Предшественникам было проще, промелькнула обида. Один, сволочь, всю страну чуть не пропил, а семья всегда была рядом, всегда тылы прикрывала. Может, конечно, потому, что делал все от души, а не по расчету. Пил от души, оркестром дирижировал, с моста падал, министров за столом пересаживал. Ну да ладно, чего героев прошлого вспоминать? Легкая улыбка чуть тронула уголки губ. Он и сам за эти годы неплохо потрудился. Да и лет этих прошло немало, кто бы мог подумать, что так все сложится. Но когда-то надо уметь остановиться. В этом и проявляется настоящий лидер. В конце концов, что может быть лучше глотка коньяка на закате, а ведь для этого не обязательно быть президентом, хотя, конечно, стоит позаботиться о пожизненном членстве в сенате.
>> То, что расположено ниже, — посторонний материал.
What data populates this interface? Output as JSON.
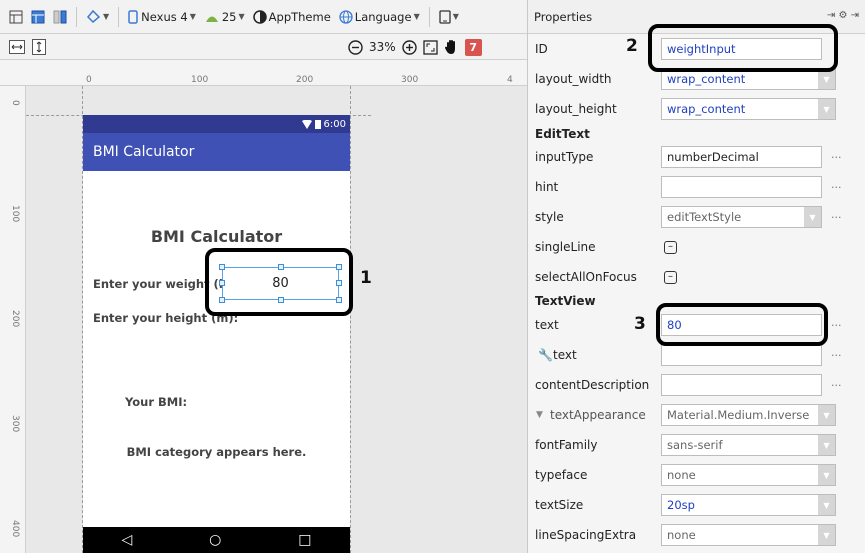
{
  "toolbar": {
    "device": "Nexus 4",
    "api": "25",
    "theme": "AppTheme",
    "language": "Language"
  },
  "toolbar2": {
    "zoom": "33%",
    "issues_count": "7"
  },
  "ruler": {
    "h_ticks": [
      "0",
      "100",
      "200",
      "300",
      "4"
    ],
    "v_ticks": [
      "0",
      "100",
      "200",
      "300",
      "400"
    ]
  },
  "phone": {
    "status_time": "6:00",
    "app_title": "BMI Calculator",
    "heading": "BMI Calculator",
    "weight_label": "Enter your weight (kg):",
    "weight_value": "80",
    "height_label": "Enter your height (m):",
    "bmi_label": "Your BMI:",
    "category_text": "BMI category appears here.",
    "nav": {
      "back": "◁",
      "home": "○",
      "recents": "□"
    }
  },
  "callouts": {
    "one": "1",
    "two": "2",
    "three": "3"
  },
  "properties": {
    "header": "Properties",
    "rows": {
      "id": {
        "name": "ID",
        "value": "weightInput"
      },
      "layout_width": {
        "name": "layout_width",
        "value": "wrap_content"
      },
      "layout_height": {
        "name": "layout_height",
        "value": "wrap_content"
      },
      "edittext_section": "EditText",
      "input_type": {
        "name": "inputType",
        "value": "numberDecimal"
      },
      "hint": {
        "name": "hint",
        "value": ""
      },
      "style": {
        "name": "style",
        "value": "editTextStyle"
      },
      "single_line": {
        "name": "singleLine"
      },
      "select_all": {
        "name": "selectAllOnFocus"
      },
      "textview_section": "TextView",
      "text": {
        "name": "text",
        "value": "80"
      },
      "tools_text": {
        "name": "text",
        "value": ""
      },
      "content_desc": {
        "name": "contentDescription",
        "value": ""
      },
      "text_appearance": {
        "name": "textAppearance",
        "value": "Material.Medium.Inverse"
      },
      "font_family": {
        "name": "fontFamily",
        "value": "sans-serif"
      },
      "typeface": {
        "name": "typeface",
        "value": "none"
      },
      "text_size": {
        "name": "textSize",
        "value": "20sp"
      },
      "line_spacing": {
        "name": "lineSpacingExtra",
        "value": "none"
      }
    }
  },
  "colors": {
    "status_bar": "#2f3a90",
    "app_bar": "#3f51b5",
    "selection": "#5aa2e6",
    "value_blue": "#1f3fbf",
    "issue_badge": "#d9534f"
  }
}
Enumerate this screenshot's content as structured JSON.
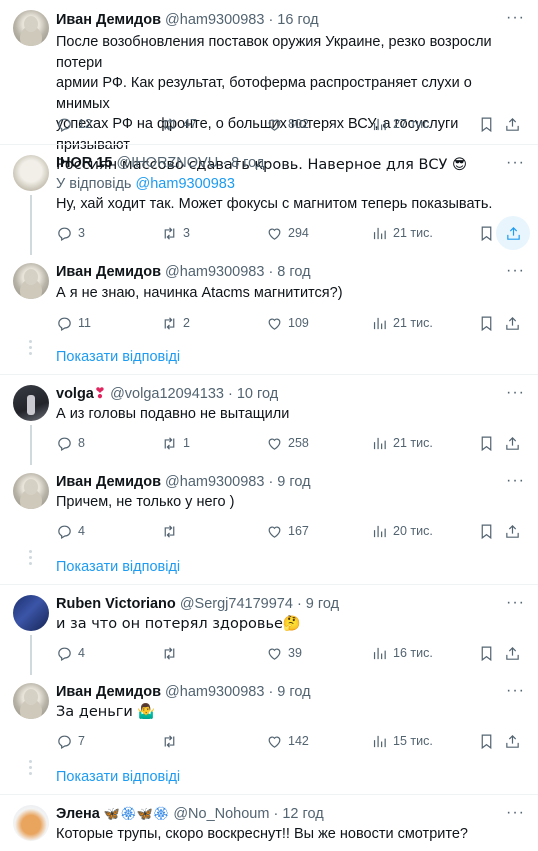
{
  "ui": {
    "show_replies": "Показати відповіді",
    "reply_prefix": "У відповідь",
    "more": "···"
  },
  "tweets": [
    {
      "name": "Иван Демидов",
      "handle": "@ham9300983",
      "time": "· 16 год",
      "text_lines": [
        "После возобновления поставок оружия Украине, резко возросли потери",
        "армии РФ. Как результат, ботоферма распространяет слухи о мнимых",
        "успехах РФ на фронте, о больших потерях ВСУ, а госуслуги призывают",
        "Россиян массово сдавать кровь. Наверное для ВСУ 😎"
      ],
      "replies": "12",
      "retweets": "47",
      "likes": "802",
      "views": "27 тис.",
      "avatar": "bust-avatar"
    },
    {
      "name": "IHOR 15",
      "handle": "@IHORZNOVU",
      "time": "· 8 год",
      "reply_to": "@ham9300983",
      "text_lines": [
        "Ну, хай ходит так. Может фокусы с магнитом теперь показывать."
      ],
      "replies": "3",
      "retweets": "3",
      "likes": "294",
      "views": "21 тис.",
      "avatar": "cat-avatar"
    },
    {
      "name": "Иван Демидов",
      "handle": "@ham9300983",
      "time": "· 8 год",
      "text_lines": [
        "А я не знаю, начинка Atacms магнитится?)"
      ],
      "replies": "11",
      "retweets": "2",
      "likes": "109",
      "views": "21 тис.",
      "avatar": "bust-avatar"
    },
    {
      "name": "volga",
      "badge": "❣",
      "handle": "@volga12094133",
      "time": "· 10 год",
      "text_lines": [
        "А из головы подавно не вытащили"
      ],
      "replies": "8",
      "retweets": "1",
      "likes": "258",
      "views": "21 тис.",
      "avatar": "dark-avatar"
    },
    {
      "name": "Иван Демидов",
      "handle": "@ham9300983",
      "time": "· 9 год",
      "text_lines": [
        "Причем, не только у него )"
      ],
      "replies": "4",
      "retweets": "",
      "likes": "167",
      "views": "20 тис.",
      "avatar": "bust-avatar"
    },
    {
      "name": "Ruben Victoriano",
      "handle": "@Sergj74179974",
      "time": "· 9 год",
      "text_lines": [
        "и за что он потерял здоровье🤔"
      ],
      "replies": "4",
      "retweets": "",
      "likes": "39",
      "views": "16 тис.",
      "avatar": "blue-avatar"
    },
    {
      "name": "Иван Демидов",
      "handle": "@ham9300983",
      "time": "· 9 год",
      "text_lines": [
        "За деньги 🤷‍♂️"
      ],
      "replies": "7",
      "retweets": "",
      "likes": "142",
      "views": "15 тис.",
      "avatar": "bust-avatar"
    },
    {
      "name": "Элена",
      "badge": "🦋🏵🦋🏵",
      "handle": "@No_Nohoum",
      "time": "· 12 год",
      "text_lines": [
        "Которые трупы, скоро воскреснут!! Вы же новости смотрите?"
      ],
      "avatar": "orange-avatar"
    }
  ]
}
С сожалением президент отставил недопитый бокал на мраморный столик. Вечерняя тьма неумолимо накрывала Черное море — черное, несмотря на утонувшее в нем минуту назад солнце. Президент встал. Настало время ему последовать примеру первого президента и сделать свой выбор, выбор преемника. И здесь было очень важно не ошибиться с расчетом.

В просторном остекленном павильоне президента ожидали четверо. Ожидание было напряженным, все четверо в той или иной степени недолюбливали друг друга, и единственным, что их объединяло, была верность ему. Была ли это верность искренняя, или это был банальный выбор человека, упорно строящего свое благополучие, можно было только гадать. Вероятно, за долгие годы вассальной службы одно смешалось с другим и было уже неразделимо, ибо одно слишком зависело от другого. Глава крупнейшей в стране нефтяной компании Иван Рудин, министр обороны Алексей Тукай, глава президентской администрации Сергей Петров и председатель Конституционного суда, бывший премьер, бывший хранитель престола Николай Оленин.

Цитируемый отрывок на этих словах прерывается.